The Bible is actually a library or collection of 66 books, written by more than 40 authors (kings, shepherds, poets, fishermen, prophets, doctors…), across three continents, in three languages, over a span of 1,500 years. Yet, behind every pen was one Author. The Old and New Testaments are not disconnected volumes, they are unified by thousands of “hyperlinks” and promises that all point to one person: Jesus.

The Bible isn’t about me or you. It’s not a self-help manual or a rulebook. It’s the grand story of God redeeming all things through His Son. As John writes, “In the beginning was the Word… and the Word became flesh and dwelt among us” (John 1:1, 14). From Genesis to Revelation, the written Word reveals the incarnate Word: Jesus Christ.

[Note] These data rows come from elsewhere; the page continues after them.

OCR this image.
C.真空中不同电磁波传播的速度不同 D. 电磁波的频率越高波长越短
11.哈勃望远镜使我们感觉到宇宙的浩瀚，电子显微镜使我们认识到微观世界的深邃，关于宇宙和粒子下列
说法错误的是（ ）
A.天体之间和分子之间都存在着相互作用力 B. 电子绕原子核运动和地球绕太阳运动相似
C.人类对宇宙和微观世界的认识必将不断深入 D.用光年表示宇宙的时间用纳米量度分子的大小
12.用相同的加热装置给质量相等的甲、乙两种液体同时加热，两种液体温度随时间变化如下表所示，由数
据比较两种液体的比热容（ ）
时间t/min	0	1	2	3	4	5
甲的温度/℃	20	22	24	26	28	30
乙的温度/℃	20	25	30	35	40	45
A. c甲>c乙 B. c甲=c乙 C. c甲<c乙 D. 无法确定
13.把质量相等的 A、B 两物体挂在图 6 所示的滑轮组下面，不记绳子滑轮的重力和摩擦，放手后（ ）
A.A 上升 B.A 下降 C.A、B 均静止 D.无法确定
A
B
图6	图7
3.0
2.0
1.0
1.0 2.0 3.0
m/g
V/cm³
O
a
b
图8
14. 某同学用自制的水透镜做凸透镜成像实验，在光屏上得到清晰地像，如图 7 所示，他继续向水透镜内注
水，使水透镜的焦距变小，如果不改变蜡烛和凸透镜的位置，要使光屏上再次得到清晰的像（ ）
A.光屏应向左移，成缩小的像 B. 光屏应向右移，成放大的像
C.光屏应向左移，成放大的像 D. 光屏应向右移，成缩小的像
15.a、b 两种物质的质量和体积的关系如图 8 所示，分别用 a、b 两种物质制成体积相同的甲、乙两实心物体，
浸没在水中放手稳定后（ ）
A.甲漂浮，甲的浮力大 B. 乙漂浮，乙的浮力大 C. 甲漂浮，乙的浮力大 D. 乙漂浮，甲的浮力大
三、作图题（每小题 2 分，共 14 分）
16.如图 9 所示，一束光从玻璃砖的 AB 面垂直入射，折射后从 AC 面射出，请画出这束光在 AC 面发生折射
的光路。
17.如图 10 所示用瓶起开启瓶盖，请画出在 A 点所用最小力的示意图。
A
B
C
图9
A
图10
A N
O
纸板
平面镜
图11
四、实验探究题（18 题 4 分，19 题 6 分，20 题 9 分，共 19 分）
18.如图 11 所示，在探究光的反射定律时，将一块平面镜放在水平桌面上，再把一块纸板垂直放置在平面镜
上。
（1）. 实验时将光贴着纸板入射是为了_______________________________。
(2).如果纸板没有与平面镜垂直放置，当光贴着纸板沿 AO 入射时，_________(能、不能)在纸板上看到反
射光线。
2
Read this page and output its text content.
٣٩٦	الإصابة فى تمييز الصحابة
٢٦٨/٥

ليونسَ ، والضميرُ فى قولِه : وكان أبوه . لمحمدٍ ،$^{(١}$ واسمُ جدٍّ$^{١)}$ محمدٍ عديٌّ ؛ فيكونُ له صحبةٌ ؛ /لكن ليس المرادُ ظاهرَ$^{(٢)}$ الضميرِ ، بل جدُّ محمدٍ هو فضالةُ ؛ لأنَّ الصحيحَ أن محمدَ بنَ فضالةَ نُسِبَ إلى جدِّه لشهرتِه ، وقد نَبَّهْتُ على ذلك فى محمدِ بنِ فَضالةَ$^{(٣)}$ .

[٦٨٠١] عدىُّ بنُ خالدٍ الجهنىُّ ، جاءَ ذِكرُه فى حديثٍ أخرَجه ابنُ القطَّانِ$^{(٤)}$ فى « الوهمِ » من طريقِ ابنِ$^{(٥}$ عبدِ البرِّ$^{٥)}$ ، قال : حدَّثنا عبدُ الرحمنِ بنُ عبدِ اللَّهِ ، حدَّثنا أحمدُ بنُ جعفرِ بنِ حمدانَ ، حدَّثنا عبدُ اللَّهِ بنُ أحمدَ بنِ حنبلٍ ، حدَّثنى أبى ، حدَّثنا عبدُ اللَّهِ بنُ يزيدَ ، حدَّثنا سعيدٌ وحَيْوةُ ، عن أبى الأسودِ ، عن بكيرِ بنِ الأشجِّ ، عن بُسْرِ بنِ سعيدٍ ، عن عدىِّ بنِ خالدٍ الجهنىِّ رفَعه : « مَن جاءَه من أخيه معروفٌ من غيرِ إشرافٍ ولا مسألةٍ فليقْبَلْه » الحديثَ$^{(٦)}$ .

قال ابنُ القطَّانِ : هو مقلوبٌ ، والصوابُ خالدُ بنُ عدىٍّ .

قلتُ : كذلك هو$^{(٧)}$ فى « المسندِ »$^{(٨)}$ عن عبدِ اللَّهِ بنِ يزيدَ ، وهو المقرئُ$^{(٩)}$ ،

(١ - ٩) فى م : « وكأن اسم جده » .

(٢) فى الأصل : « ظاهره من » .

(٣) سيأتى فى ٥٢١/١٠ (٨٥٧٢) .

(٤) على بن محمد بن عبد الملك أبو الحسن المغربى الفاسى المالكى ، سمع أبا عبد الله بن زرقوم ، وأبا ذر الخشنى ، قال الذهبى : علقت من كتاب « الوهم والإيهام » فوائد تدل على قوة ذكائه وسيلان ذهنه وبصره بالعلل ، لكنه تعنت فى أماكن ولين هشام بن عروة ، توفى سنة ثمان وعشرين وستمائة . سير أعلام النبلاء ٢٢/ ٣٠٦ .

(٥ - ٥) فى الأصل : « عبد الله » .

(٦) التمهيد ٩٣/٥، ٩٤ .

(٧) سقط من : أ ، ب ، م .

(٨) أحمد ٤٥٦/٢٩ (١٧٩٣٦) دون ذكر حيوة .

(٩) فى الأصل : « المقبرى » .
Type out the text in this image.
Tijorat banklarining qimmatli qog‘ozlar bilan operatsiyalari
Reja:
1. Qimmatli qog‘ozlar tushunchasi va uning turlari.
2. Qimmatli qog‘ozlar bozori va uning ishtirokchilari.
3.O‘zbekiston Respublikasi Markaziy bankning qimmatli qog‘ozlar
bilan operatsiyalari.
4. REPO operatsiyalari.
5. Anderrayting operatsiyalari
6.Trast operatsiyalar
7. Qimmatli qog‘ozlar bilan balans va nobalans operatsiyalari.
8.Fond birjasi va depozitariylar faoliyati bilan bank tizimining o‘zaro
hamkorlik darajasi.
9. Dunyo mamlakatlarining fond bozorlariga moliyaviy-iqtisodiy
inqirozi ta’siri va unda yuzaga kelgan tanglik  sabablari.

Revelation That Leads to Transformation

When we encounter the real Jesus in His Word, lives are transformed!

The story that illustrates this so beautifully is the story of Robert J. Thomas, a Welsh missionary to Korea. In 1866, at just 27, he smuggled crates of Bibles aboard an American trading ship. When the ship was attacked and burned, Thomas began throwing Bibles to Koreans onshore. He eventually swam to shore, offering a Bible to a soldier, who then killed him. But some villagers saved the Bibles and used the pages as wallpaper. As people read Scripture off their walls, entire communities came to Christ. Today, South Korea has some of the largest churches in the world.

God’s Word is not just meant to be preserved, it’s meant to be proclaimed. And its power is never lost, even when printed underground, hidden in attics, or used as wallpaper.

That’s the power of revelation that leads to transformation. And that’s why, all these years later, those two Bibles still sit at the center of my library, and my life.